They were among thousands who converged before sunrise on this small Maryland town for the 150th anniversary of Antietam — the bloodiest single day of the Civil War and still the bloodiest in American history, a day that left more than 23,000 men dead, maimed or missing.

“Never in a million years did I expect this many people,” said a National Park Service ranger directing cars to park on a sloping muddy field; the license plates reflected visitors from as far north as Maine and as far west as Oregon.

Americans seem to be drawn to solemn moments in our history, especially when they believe the times they live in are tumultuous, the ranger said. “It’s almost like a pilgrimage.”

In doing so, they create simple yet surprising moments such as the one that unfolded on this battlefield, commemorating a battle and a war that former U.S. Secretary of State Condoleezza Rice has said “made us a more perfect union.”

It is a very different America that exists beyond the astonishing narrowness of social media, beyond the group-think that forms in the press pools covering political campaigns, in political parties’ convention halls or in the bubble of Washington, D.C.

Despite all the advantages of instant communication and news access found in video clips streaming over the Internet, what happens on websites such as Twitter or on campaign buses never seems to adequately capture what is happening on Main Street.

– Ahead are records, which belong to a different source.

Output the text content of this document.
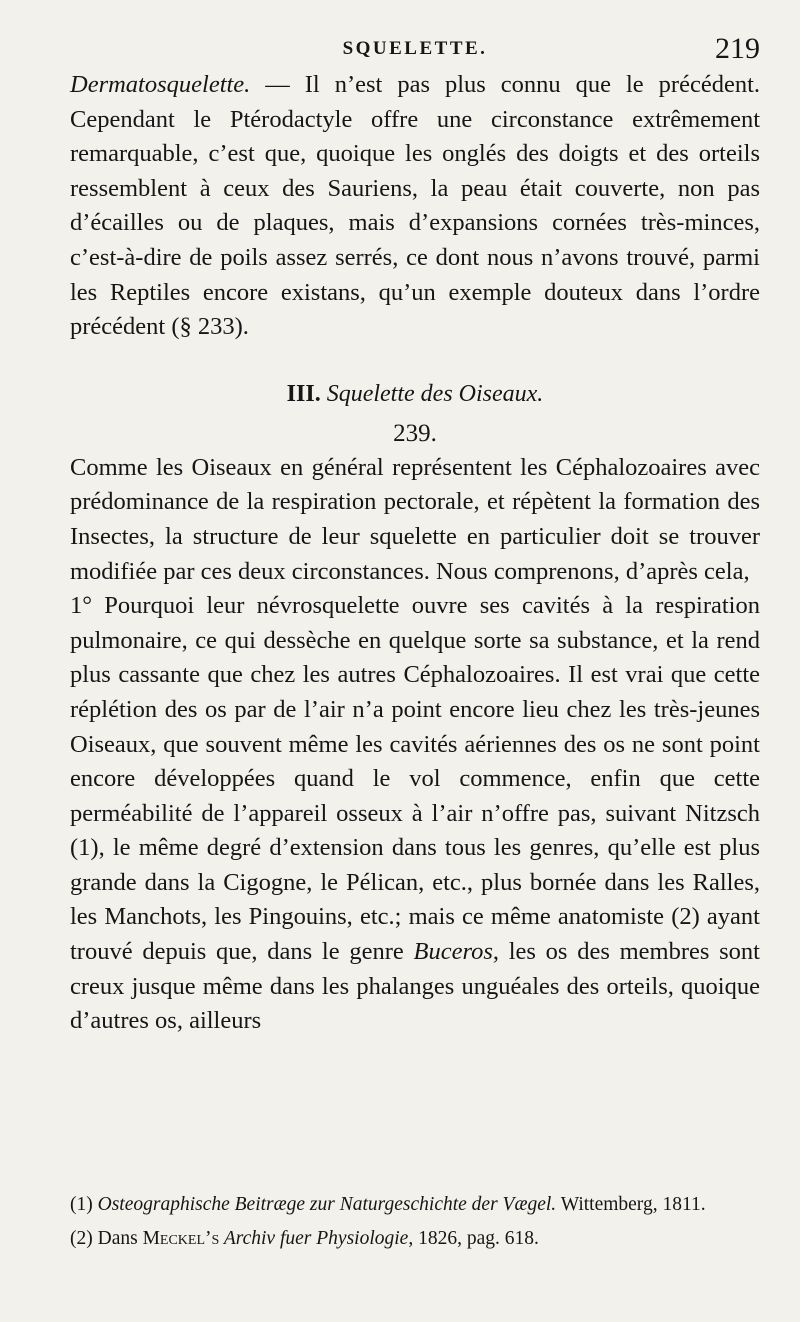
SQUELETTE.	219

Dermatosquelette. — Il n’est pas plus connu que le précédent. Cependant le Ptérodactyle offre une circonstance extrêmement remarquable, c’est que, quoique les onglés des doigts et des orteils ressemblent à ceux des Sauriens, la peau était couverte, non pas d’écailles ou de plaques, mais d’expansions cornées très-minces, c’est-à-dire de poils assez serrés, ce dont nous n’avons trouvé, parmi les Reptiles encore existans, qu’un exemple douteux dans l’ordre précédent (§ 233).

III. Squelette des Oiseaux.

239.

Comme les Oiseaux en général représentent les Céphalozoaires avec prédominance de la respiration pectorale, et répètent la formation des Insectes, la structure de leur squelette en particulier doit se trouver modifiée par ces deux circonstances. Nous comprenons, d’après cela,

1° Pourquoi leur névrosquelette ouvre ses cavités à la respiration pulmonaire, ce qui dessèche en quelque sorte sa substance, et la rend plus cassante que chez les autres Céphalozoaires. Il est vrai que cette réplétion des os par de l’air n’a point encore lieu chez les très-jeunes Oiseaux, que souvent même les cavités aériennes des os ne sont point encore développées quand le vol commence, enfin que cette perméabilité de l’appareil osseux à l’air n’offre pas, suivant Nitzsch (1), le même degré d’extension dans tous les genres, qu’elle est plus grande dans la Cigogne, le Pélican, etc., plus bornée dans les Ralles, les Manchots, les Pingouins, etc.; mais ce même anatomiste (2) ayant trouvé depuis que, dans le genre Buceros, les os des membres sont creux jusque même dans les phalanges unguéales des orteils, quoique d’autres os, ailleurs

(1) Osteographische Beitræge zur Naturgeschichte der Vægel. Wittemberg, 1811.

(2) Dans Meckel’s Archiv fuer Physiologie, 1826, pag. 618.
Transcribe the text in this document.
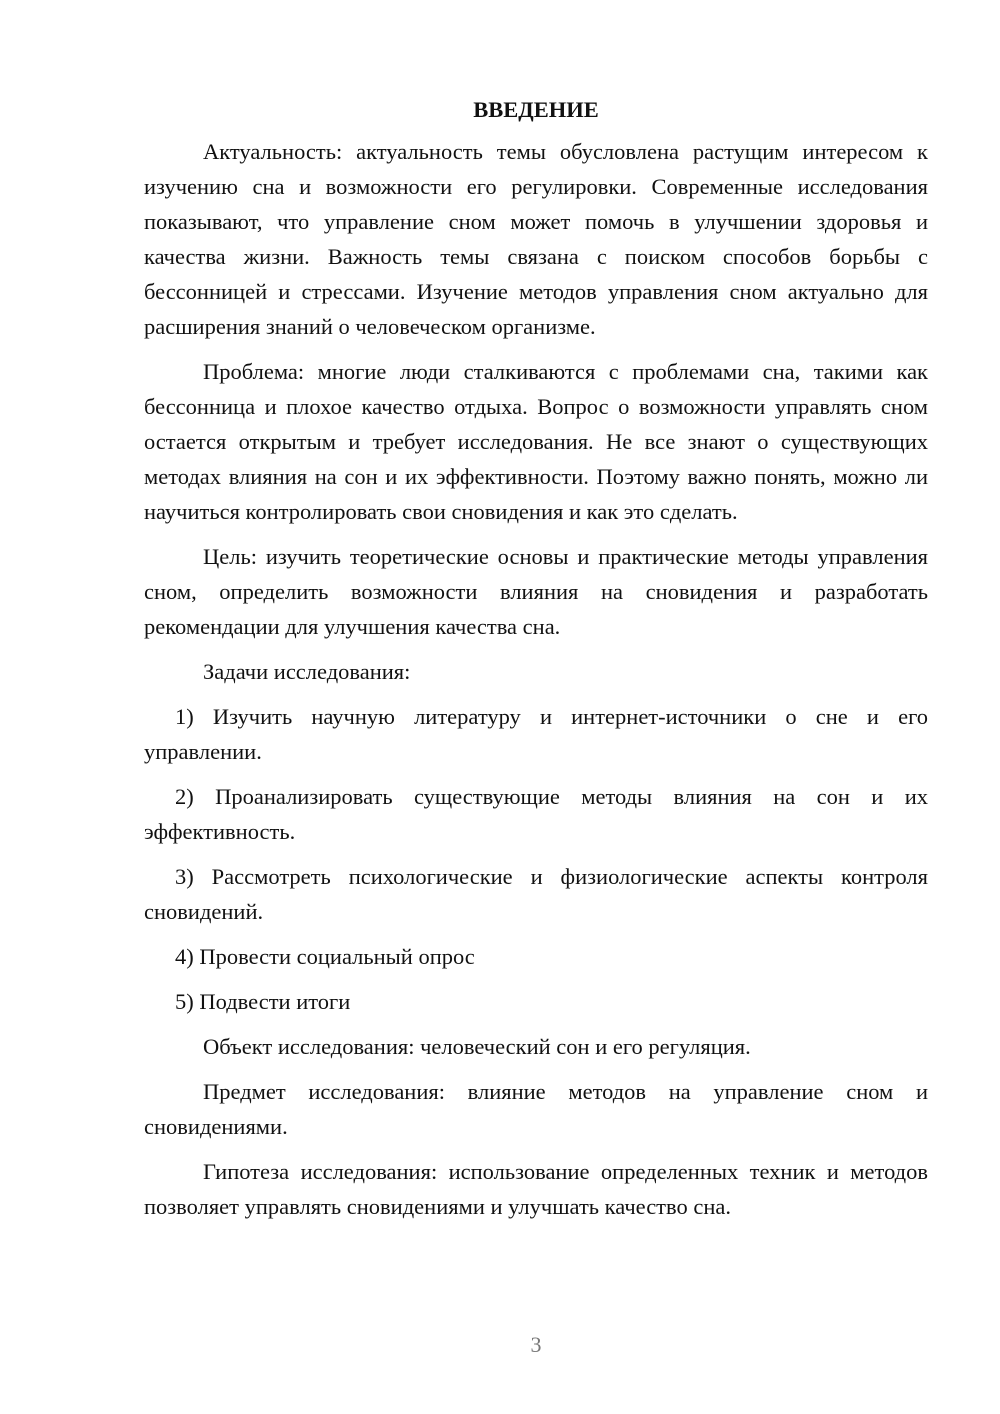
ВВЕДЕНИЕ

Актуальность: актуальность темы обусловлена растущим интересом к изучению сна и возможности его регулировки. Современные исследования показывают, что управление сном может помочь в улучшении здоровья и качества жизни. Важность темы связана с поиском способов борьбы с бессонницей и стрессами. Изучение методов управления сном актуально для расширения знаний о человеческом организме.

Проблема: многие люди сталкиваются с проблемами сна, такими как бессонница и плохое качество отдыха. Вопрос о возможности управлять сном остается открытым и требует исследования. Не все знают о существующих методах влияния на сон и их эффективности. Поэтому важно понять, можно ли научиться контролировать свои сновидения и как это сделать.

Цель: изучить теоретические основы и практические методы управления сном, определить возможности влияния на сновидения и разработать рекомендации для улучшения качества сна.

Задачи исследования:

1) Изучить научную литературу и интернет-источники о сне и его управлении.

2) Проанализировать существующие методы влияния на сон и их эффективность.

3) Рассмотреть психологические и физиологические аспекты контроля сновидений.

4) Провести социальный опрос

5) Подвести итоги

Объект исследования: человеческий сон и его регуляция.

Предмет исследования: влияние методов на управление сном и сновидениями.

Гипотеза исследования: использование определенных техник и методов позволяет управлять сновидениями и улучшать качество сна.

3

Since boarding a jetliner on Christmas night last year, this reporter has logged more than 8,600 miles in 21 states and has interviewed more than 1,200 people registered as or identifying with Democrats, all in an attempt to tell the stories of their pocketbooks, their families and their America.

Reality is like gravity: It can pull you down in an instant. From a distance, pundits and reporters hail President Barack Obama’s accomplishments and the ideology of his first term. Yet many voters who supported him in 2008 now face strikingly different realities.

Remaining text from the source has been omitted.